L’axiome du folker hanté et solitaire se vérifie encore une fois : un premier disque lunaire bouleversant, enregistré dans l’isolement avec quelques rudiments. D’emblée, un coup de maître.


L’histoire n’est qu’un recommencement : les plus belles chansons naissent du silence d’une rupture. Après la belle triplette d’albums offerts par le suédois sédentaire Loney Dear l’année dernière, l’ermite désigné de ce début d’année 2008 est sans conteste Bon Iver (avec faute d’orthographe assumée). Alors qu’Emil Svanängen se montrait peu loquace, l’américain Bon Iver aka Justin Vernon, a une histoire à raconter : largué simultanément par sa petite amie et son groupe DeYarmond Edison, il décide, éprouvé moralement, de se retirer de la civilisation durant l’hiver 2006. Le solitaire trouve refuge dans une cabane de chasseur enfouie dans les profondes forêts du nord du Wisconsin. Là-bas durant trois mois, il passe son temps à méditer, chasser, couper du bois et – ah oui ! – enregistrer des chansons… « Rien de vraiment prémédité » selon ses dires, juste le besoin de renouer avec les choses simples (une petite pause le temps d’une publicité Herta).

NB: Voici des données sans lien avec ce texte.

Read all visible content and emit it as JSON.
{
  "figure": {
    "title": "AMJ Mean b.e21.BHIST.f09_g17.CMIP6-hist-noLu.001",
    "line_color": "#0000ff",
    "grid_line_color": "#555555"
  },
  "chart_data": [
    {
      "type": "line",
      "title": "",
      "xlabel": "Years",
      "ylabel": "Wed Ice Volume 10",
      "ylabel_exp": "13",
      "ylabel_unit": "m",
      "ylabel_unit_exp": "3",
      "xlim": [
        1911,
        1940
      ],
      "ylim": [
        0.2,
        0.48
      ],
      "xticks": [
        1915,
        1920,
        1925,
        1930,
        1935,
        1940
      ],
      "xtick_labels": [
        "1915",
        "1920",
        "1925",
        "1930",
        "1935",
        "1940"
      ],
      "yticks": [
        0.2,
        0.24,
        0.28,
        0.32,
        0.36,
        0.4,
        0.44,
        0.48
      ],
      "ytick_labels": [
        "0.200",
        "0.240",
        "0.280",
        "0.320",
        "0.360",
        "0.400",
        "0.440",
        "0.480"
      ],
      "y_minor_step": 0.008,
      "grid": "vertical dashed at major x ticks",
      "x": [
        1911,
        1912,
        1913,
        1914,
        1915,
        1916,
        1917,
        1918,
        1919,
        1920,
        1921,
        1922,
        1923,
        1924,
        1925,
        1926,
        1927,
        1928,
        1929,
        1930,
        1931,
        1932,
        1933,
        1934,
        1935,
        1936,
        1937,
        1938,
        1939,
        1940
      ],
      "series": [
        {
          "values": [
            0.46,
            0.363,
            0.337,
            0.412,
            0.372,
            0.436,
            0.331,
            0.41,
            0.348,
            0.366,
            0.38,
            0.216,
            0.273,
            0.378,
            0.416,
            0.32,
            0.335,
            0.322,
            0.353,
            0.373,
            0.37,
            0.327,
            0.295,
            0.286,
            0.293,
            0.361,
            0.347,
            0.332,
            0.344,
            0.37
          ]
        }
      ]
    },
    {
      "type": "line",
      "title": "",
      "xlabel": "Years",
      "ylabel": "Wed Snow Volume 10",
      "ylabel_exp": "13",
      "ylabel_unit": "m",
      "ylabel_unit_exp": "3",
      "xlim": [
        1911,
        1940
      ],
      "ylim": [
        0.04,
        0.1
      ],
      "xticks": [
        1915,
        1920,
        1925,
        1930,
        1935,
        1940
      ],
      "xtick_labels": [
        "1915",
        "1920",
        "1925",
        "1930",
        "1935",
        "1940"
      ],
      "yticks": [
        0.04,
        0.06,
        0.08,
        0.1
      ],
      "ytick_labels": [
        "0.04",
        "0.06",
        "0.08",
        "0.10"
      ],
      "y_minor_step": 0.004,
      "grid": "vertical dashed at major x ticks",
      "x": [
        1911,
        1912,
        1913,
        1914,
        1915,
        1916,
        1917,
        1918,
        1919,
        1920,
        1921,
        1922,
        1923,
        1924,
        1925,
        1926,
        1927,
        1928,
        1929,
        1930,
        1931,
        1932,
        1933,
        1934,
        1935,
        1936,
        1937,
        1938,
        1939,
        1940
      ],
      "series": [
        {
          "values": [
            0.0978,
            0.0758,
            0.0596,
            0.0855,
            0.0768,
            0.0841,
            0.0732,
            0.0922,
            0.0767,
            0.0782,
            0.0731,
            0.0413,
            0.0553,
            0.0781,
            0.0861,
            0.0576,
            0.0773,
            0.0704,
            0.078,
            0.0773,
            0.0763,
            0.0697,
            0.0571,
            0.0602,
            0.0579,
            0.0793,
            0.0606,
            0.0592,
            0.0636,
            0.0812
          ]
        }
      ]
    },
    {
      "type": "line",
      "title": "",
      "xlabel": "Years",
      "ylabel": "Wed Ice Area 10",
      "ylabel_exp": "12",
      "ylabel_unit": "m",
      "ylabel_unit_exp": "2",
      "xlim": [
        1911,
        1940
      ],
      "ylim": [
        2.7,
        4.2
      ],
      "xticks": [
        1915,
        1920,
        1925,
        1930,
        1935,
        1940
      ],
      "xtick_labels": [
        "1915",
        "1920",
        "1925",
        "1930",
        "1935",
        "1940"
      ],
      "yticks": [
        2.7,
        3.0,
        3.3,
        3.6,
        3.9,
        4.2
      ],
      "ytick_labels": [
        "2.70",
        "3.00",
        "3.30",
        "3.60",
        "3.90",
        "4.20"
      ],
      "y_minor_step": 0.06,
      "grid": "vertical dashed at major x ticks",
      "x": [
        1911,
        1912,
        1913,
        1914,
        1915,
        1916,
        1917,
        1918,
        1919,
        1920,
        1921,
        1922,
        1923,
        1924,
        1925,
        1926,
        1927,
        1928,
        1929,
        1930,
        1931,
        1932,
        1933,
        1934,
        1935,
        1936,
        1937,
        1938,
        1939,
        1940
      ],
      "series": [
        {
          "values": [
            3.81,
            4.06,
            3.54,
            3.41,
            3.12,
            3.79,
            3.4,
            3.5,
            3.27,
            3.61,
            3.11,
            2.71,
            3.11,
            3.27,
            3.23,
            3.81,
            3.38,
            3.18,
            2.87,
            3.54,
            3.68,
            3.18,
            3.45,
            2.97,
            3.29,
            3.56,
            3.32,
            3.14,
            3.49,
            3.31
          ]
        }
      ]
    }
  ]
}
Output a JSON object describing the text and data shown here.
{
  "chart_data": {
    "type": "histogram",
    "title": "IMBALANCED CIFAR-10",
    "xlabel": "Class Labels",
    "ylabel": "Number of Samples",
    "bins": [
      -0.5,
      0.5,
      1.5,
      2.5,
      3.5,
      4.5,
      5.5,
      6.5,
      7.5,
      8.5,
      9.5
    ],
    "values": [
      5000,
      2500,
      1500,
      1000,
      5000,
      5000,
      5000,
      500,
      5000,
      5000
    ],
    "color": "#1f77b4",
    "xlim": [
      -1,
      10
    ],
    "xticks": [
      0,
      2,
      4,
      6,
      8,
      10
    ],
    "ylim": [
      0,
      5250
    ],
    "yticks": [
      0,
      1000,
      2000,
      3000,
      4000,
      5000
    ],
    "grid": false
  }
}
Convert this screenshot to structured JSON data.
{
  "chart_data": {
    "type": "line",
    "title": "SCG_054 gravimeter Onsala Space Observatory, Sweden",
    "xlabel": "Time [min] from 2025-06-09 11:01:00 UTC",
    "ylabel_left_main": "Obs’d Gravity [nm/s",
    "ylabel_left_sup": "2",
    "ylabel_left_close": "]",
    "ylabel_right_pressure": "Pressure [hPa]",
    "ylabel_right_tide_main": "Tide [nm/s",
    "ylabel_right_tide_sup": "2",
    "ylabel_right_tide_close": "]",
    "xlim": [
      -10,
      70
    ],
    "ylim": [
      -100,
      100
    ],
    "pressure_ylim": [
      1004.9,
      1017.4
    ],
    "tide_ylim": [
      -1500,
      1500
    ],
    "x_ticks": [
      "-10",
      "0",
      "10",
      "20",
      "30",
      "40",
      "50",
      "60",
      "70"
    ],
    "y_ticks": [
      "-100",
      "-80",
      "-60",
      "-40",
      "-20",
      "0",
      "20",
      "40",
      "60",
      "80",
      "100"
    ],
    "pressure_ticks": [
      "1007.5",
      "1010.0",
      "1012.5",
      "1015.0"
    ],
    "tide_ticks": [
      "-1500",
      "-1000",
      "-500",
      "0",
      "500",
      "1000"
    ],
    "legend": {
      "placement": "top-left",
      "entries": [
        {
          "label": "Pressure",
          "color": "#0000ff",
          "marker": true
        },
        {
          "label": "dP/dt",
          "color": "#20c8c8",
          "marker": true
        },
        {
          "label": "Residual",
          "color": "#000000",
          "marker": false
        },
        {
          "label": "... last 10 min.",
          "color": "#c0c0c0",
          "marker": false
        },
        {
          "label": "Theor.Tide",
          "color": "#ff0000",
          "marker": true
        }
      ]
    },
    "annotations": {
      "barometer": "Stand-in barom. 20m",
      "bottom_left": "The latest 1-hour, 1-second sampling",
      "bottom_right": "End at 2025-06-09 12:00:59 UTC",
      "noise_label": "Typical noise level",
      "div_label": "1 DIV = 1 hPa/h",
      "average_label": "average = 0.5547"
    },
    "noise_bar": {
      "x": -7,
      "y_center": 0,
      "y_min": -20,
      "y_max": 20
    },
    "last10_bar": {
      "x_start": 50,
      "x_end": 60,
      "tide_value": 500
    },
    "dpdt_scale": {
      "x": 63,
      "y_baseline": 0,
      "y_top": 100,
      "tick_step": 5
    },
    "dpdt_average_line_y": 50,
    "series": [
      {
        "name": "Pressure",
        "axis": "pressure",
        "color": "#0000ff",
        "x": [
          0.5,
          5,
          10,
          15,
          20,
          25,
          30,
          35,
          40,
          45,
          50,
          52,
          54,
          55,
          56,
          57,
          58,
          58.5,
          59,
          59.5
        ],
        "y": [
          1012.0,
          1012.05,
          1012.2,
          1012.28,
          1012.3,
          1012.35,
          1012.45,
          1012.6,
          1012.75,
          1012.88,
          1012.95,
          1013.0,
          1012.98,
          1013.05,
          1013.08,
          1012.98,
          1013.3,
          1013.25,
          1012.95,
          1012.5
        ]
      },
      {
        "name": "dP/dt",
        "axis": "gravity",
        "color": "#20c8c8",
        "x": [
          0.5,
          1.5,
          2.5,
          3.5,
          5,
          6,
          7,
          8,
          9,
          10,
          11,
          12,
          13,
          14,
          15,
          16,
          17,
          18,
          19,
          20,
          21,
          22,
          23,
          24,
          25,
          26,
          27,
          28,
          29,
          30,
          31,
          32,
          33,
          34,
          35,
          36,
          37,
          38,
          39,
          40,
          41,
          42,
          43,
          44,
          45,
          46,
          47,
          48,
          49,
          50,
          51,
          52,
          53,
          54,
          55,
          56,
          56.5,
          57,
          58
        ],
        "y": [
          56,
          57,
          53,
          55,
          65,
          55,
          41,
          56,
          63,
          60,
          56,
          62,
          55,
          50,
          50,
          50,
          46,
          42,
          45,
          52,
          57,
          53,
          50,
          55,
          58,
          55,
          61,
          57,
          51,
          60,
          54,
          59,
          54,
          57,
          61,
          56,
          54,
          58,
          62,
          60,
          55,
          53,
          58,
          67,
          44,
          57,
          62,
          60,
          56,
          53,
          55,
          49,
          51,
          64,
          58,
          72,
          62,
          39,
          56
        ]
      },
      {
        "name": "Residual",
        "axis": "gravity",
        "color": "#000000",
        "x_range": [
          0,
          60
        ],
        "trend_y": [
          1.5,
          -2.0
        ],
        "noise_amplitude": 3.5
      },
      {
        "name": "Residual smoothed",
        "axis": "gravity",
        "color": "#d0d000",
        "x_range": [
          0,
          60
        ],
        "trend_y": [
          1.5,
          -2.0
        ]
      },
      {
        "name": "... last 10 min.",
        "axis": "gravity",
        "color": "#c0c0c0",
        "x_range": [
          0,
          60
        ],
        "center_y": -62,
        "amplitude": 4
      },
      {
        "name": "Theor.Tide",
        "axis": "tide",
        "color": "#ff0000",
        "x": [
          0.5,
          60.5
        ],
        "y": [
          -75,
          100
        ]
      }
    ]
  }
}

De cette retraite naîtront ces neuf chansons, toutes dédiées à Emma, son bourreau du coeur, comme pour exorciser la douleur des sentiments, l’emprise des souvenirs qu’on ne se résigne pas à quitter… Mais contrairement à Christopher McCandless, le tragique vagabond d’Into The Wild, pris à son propre piège dans les filets de la nature, Justin Vernon en reviendra. De retour dans le monde des vivants en 2007, il presse 500 copies de son disque qu’il diffuse sur Internet. Le contenu, déchirant, s’avère exceptionnel. Le bruit court rapidement sur la Toile et le voilà signé en un rien de temps chez Jagjaguwar (Okkervil River) succursale de Secretly Canadian (Antony & the Johnsons, et bien d’autres merveilles…) et 4AD pour l’Europe, dont la sortie a été un peu retardée.

Les neufs folksongs de For Emma, Forever Ago sont livrées brutes, telles quelles, sans sparadrap de post-production, ni ajout de morceaux, et c’est là que réside le charme de cet album. Un disque cru de folk atmosphérique, seulement une voix perchée noyée de sanglots et une guitare sèche, toujours cette guitare, qui trimballe plein de fantômes. Avec si peu de moyens, Bon Iver accouche d’une montagne nappée d’un brouillard dense, cachant derrière des chansons fragiles hibernées. Cette reverb ample dont il use avec acuité devient l’instrument seigneur de l’album, s’infiltrant dans des choeurs liturgiques (“Lump Sum”), comblant les silences d’ondes mystérieuses, dessinant un relief bouleversant sur le rythme des cordes plaquées, frottées de la paume de la main.
Les mélodies sont naturelles, seulement dictées par l’essentiel, l’émotion. Chaque composition semble répondre à l’autre, se choyant les unes les autres comme pour atténuer le chagrin. Habillé de choeurs messianiques, “Creature Fear” communie avec le mysticisme des premiers albums de Leonard Cohen et Joseph Arthur. “For Emma” sonne les trompettes du crépuscule tandis que le banjo de “Skinny Love” traîne un poids qui semble peser une tonne. Et le meilleur pour la fin, la respiration “Re: Stacks”, où le falsetto aérien de Vernon atteint la transfiguration, prompt à fissurer n’importe quel coeur de marbre.

Tout n’est plus noir, mais marron, prétend le folker sur les versets de “Flume” (« Only love is all Maroon »). Nous dirons plutôt une couleur entre deux, d’ébène, celle-ci lui va si bien.